優哉はおもむろに大根を手にしてすり下ろし始める。
「だいこんおろし、どうするの?」
「もみじおろしだよ」
「もみじおろしって?」
「大人の薬味です」
「おとなだけなの……」
「辛いからね」
「もみじおろし……」
あらら、興味出ちゃったか。色もキレイだし、名前の響きもいいもんね。食べてみたくなっちゃったか。ちょっとだけならいいかな?
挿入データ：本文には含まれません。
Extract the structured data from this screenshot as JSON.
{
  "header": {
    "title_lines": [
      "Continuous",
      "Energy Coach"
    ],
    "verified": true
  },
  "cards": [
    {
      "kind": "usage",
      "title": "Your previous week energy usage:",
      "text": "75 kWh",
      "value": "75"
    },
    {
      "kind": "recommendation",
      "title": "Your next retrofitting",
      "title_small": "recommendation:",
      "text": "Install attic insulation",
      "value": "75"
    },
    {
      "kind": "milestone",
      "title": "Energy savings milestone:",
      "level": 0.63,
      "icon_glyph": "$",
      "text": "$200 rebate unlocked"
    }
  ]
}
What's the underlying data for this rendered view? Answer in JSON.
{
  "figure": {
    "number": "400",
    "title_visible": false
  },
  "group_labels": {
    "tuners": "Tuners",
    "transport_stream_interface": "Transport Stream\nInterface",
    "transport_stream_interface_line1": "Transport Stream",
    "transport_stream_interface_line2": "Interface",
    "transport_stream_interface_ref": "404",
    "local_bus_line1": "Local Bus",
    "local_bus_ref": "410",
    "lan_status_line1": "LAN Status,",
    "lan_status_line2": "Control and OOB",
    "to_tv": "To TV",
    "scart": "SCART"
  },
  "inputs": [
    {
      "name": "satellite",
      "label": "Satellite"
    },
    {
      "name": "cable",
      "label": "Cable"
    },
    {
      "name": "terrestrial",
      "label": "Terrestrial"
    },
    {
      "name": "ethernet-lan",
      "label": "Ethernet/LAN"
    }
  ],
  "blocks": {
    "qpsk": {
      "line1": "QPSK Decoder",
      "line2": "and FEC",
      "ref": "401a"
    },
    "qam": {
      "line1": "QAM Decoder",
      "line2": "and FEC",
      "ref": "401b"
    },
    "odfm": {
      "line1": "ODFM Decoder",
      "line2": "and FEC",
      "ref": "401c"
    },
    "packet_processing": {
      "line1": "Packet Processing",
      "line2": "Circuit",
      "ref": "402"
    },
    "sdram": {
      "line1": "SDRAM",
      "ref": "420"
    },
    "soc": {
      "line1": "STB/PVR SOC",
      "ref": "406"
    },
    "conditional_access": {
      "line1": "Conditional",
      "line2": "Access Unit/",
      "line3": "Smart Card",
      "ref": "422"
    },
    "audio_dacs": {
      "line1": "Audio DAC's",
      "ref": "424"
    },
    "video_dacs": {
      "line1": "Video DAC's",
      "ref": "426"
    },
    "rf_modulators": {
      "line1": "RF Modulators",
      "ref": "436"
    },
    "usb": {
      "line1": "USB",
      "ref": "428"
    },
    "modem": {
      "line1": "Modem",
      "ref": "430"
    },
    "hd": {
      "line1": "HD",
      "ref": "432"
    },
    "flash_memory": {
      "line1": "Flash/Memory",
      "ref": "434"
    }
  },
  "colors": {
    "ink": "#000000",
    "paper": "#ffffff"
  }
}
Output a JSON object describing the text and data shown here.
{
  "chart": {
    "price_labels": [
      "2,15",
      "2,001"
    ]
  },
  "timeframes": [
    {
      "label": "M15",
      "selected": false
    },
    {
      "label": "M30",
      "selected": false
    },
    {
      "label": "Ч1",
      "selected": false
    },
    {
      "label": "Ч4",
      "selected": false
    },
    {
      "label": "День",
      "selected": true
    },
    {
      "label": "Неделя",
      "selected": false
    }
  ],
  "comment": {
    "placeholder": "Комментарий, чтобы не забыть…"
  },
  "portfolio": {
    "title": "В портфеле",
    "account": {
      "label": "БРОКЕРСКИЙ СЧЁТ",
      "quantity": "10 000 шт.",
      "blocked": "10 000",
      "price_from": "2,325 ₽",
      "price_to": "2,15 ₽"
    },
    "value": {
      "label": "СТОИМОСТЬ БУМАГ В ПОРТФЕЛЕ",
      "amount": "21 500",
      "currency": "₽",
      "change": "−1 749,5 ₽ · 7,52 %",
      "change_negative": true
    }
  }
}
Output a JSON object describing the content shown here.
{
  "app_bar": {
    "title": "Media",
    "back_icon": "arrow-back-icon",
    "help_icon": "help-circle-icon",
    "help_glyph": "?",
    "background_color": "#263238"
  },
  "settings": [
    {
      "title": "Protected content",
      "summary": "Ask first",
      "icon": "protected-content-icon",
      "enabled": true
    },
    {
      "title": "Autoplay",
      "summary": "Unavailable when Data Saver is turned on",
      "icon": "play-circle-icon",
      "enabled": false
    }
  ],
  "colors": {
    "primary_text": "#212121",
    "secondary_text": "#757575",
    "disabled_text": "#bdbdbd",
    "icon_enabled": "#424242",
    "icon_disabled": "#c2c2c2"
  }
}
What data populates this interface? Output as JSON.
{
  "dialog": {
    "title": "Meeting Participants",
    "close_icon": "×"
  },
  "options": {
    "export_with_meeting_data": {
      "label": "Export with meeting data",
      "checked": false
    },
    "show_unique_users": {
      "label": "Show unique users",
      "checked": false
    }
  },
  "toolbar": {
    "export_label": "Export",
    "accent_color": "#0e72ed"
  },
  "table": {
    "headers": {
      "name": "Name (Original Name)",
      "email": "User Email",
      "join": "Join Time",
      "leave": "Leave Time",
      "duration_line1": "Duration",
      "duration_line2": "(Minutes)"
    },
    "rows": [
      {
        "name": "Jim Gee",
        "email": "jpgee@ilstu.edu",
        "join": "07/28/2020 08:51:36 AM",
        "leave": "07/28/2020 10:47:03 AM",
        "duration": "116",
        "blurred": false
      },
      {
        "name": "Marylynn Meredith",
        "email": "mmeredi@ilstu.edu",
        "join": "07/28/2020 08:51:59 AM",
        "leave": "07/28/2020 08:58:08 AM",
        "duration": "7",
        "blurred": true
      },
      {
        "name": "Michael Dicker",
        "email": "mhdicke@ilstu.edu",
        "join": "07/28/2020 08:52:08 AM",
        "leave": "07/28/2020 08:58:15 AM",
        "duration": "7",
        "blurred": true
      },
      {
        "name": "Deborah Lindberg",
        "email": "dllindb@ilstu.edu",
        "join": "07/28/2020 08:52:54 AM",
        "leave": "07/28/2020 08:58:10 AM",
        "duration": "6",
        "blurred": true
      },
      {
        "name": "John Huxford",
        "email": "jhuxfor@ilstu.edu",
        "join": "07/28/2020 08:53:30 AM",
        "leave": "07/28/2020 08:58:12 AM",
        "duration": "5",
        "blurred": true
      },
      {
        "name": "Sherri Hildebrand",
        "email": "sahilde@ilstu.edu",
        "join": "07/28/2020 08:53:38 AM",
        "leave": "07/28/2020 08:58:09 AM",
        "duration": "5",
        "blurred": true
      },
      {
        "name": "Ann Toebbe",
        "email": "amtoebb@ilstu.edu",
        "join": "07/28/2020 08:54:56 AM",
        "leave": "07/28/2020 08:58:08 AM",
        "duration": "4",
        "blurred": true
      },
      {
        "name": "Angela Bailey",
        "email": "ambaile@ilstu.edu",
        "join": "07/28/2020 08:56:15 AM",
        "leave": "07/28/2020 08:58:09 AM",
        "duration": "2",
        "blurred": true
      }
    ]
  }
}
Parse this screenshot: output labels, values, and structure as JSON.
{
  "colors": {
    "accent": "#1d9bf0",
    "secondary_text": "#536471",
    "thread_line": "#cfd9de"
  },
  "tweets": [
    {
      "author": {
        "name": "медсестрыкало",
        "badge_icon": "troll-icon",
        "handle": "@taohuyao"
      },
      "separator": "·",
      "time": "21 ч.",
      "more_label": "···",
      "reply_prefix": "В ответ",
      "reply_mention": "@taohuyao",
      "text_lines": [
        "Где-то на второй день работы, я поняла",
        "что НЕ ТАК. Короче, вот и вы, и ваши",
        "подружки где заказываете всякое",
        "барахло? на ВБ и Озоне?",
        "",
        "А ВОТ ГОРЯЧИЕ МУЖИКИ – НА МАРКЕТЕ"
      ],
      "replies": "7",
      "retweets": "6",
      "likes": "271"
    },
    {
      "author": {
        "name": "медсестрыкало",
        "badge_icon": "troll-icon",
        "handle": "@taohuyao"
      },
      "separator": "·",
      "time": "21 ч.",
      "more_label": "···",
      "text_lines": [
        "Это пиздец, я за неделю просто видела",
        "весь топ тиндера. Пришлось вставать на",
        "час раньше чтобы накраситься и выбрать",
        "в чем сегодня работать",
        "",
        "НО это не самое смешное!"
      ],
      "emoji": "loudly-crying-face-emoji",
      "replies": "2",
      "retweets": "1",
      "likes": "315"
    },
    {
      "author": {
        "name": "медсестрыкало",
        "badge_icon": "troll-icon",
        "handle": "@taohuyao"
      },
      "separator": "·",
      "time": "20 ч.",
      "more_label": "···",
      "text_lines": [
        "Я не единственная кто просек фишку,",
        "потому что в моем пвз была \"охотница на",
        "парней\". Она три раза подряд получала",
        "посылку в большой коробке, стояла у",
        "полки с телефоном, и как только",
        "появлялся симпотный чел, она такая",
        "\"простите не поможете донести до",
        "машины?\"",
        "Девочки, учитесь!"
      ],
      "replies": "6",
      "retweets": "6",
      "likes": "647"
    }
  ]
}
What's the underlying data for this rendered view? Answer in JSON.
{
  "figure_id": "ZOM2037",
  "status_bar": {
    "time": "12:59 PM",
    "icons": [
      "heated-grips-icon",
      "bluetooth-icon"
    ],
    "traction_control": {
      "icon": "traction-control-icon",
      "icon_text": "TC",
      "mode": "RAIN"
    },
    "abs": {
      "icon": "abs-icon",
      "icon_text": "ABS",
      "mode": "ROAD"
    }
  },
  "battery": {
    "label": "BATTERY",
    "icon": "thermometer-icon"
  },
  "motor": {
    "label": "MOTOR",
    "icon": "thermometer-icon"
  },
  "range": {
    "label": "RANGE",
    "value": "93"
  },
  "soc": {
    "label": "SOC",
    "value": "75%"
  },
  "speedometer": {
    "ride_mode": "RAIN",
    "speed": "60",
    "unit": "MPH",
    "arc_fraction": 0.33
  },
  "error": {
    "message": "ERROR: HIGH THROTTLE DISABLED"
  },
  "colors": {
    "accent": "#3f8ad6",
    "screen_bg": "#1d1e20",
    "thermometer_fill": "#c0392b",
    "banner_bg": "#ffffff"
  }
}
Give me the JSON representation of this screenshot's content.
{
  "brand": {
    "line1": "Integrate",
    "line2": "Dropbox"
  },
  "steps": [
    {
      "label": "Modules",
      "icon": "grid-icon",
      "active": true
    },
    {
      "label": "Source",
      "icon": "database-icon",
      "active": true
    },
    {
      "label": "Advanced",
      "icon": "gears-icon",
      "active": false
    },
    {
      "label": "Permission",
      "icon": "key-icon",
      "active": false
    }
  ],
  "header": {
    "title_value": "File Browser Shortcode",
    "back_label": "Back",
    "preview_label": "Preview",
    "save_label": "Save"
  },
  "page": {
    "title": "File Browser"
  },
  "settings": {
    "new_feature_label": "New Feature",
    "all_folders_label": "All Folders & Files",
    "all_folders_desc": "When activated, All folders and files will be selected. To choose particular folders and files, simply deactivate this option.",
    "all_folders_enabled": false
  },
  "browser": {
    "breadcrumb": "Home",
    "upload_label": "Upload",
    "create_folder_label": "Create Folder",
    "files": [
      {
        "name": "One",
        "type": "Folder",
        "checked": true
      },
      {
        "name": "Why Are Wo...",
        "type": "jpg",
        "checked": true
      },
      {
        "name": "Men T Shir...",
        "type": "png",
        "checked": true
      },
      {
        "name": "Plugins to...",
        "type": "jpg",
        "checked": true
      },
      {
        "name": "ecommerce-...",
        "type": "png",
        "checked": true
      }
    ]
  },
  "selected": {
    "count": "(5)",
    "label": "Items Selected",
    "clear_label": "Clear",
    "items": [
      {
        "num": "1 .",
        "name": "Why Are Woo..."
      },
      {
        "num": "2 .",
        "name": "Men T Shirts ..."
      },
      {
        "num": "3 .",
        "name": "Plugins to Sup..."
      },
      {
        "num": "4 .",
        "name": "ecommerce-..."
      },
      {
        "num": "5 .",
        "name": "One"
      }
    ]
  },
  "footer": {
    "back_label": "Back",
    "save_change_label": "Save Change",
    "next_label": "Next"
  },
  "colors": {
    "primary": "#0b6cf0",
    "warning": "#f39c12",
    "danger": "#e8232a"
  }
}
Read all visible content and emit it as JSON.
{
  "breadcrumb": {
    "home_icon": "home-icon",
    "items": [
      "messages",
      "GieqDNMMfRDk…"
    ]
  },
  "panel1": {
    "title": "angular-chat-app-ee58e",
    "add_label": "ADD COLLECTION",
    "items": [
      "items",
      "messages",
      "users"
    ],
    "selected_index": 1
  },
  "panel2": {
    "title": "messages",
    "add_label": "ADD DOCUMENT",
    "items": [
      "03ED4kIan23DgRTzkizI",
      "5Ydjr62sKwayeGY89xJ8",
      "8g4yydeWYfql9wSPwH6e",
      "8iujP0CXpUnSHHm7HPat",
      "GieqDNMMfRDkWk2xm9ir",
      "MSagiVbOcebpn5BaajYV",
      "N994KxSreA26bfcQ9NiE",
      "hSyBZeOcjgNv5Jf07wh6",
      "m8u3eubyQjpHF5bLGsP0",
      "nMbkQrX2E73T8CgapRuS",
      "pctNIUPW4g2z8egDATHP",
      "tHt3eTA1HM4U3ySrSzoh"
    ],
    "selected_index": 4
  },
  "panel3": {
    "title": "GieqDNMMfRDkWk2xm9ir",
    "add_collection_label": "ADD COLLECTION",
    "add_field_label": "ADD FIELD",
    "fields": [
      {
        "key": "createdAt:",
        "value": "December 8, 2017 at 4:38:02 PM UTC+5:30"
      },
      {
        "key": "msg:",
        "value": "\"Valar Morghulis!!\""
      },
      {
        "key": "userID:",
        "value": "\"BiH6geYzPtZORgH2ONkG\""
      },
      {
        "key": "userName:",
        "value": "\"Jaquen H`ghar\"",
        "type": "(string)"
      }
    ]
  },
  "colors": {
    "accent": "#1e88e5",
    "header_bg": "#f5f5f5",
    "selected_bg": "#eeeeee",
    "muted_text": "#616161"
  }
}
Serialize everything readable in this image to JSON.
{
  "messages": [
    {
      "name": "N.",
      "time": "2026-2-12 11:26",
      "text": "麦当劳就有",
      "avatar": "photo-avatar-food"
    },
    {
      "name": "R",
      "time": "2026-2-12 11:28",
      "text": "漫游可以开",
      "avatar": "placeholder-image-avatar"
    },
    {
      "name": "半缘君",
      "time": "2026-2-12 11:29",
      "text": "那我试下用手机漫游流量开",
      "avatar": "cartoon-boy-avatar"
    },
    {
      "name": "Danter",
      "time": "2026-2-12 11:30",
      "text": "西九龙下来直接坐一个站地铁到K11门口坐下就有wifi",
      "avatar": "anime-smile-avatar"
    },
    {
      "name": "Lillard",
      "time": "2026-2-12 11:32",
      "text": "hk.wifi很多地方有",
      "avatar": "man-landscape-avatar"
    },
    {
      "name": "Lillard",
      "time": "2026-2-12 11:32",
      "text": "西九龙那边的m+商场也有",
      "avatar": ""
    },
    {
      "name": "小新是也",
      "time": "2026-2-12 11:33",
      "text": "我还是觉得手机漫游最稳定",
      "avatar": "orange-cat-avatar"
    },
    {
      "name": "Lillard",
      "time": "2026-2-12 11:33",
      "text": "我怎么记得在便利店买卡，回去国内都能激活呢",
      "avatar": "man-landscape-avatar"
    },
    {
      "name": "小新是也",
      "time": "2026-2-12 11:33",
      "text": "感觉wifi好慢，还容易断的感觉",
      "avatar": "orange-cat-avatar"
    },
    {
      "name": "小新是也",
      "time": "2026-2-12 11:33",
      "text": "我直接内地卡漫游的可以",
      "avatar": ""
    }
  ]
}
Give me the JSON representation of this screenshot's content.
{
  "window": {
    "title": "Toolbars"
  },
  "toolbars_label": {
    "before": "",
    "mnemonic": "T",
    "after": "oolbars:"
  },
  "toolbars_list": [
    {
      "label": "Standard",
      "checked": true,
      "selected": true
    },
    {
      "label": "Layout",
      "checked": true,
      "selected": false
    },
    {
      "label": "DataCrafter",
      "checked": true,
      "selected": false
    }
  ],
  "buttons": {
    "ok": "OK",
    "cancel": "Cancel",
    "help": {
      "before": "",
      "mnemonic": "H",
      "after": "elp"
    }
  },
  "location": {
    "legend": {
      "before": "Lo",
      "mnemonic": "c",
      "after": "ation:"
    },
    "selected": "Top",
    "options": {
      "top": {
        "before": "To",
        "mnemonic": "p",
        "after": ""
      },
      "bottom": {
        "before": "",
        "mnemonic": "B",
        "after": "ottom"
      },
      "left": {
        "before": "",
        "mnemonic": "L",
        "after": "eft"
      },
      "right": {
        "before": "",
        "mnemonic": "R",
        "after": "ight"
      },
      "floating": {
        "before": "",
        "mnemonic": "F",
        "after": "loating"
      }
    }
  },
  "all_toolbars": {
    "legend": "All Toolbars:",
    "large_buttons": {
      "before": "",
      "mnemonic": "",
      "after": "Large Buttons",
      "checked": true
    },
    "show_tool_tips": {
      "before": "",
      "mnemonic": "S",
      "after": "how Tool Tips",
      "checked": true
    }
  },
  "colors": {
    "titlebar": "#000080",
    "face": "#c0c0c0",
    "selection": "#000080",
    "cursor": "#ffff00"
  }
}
お鍋がいい感じになったところでオカンと隆哉さんが帰宅。
オカンから豆腐をうけとって、すばやく鍋に投入。
キッチンのコンロから、ダイニングテーブルにセットしたコンロにお鍋を移動。
ポン酢も用意。
「幸星、柚子胡椒も買ってきた! チューブだけど」
「薬味二種類だね。優哉がさっきもみじおろし作ってくれたから、お好みで」
みんなで席についたところでオレが土鍋の蓋を開ける。
ふわあっと湯気がダイニングテーブルに広がる。
「やだ、エビもあるの!」
「アサリも見える!」
大人二人のテンションがやばかった。
「どうしよう、隆哉さん!」
「おいしそうだよ、咲子さん!」
「みんな座ってるね、じゃあ、いただきます」
「いただきます」
「莉奈ちゃん、何食べる~?」
オレが莉奈ちゃんのリクエストを訊く。
「おだんごと、おとうふ。あとおはなのやつ」
はいはい。
「もみじおろし」
あああ、やっぱり気になってたんだね……辛いからちょっぴりだけのせる。
それでもなんか嬉しそうだ。
「優哉は?」
「肉、エビ、タラ、つくね、牡蠣」
「野菜もいっとけ」
オレはリクエストに答えてもりっと取り皿に乗せて渡す。
「幸星君も遥香ちゃんもちゃんと食べてね、何食べる?」
隆哉さんがオレから蓮華をとって、鍋奉行を始めた。
オカンも菜箸で遥香ちゃんにとりわける。
温かい湯気と、おいしそうな鍋、楽しそうな……ううん、すごく楽しい団らん。
優哉が鍋のリクエストをしたけどオレも、こういうの、一度やってみたかったんだ。
隆哉さんが鍋奉行をしてくれてるのを見て、オレ、いつか結婚したら、隆哉さんとオカンみたいな、こんな感じの夫婦になれたらいいなと思った。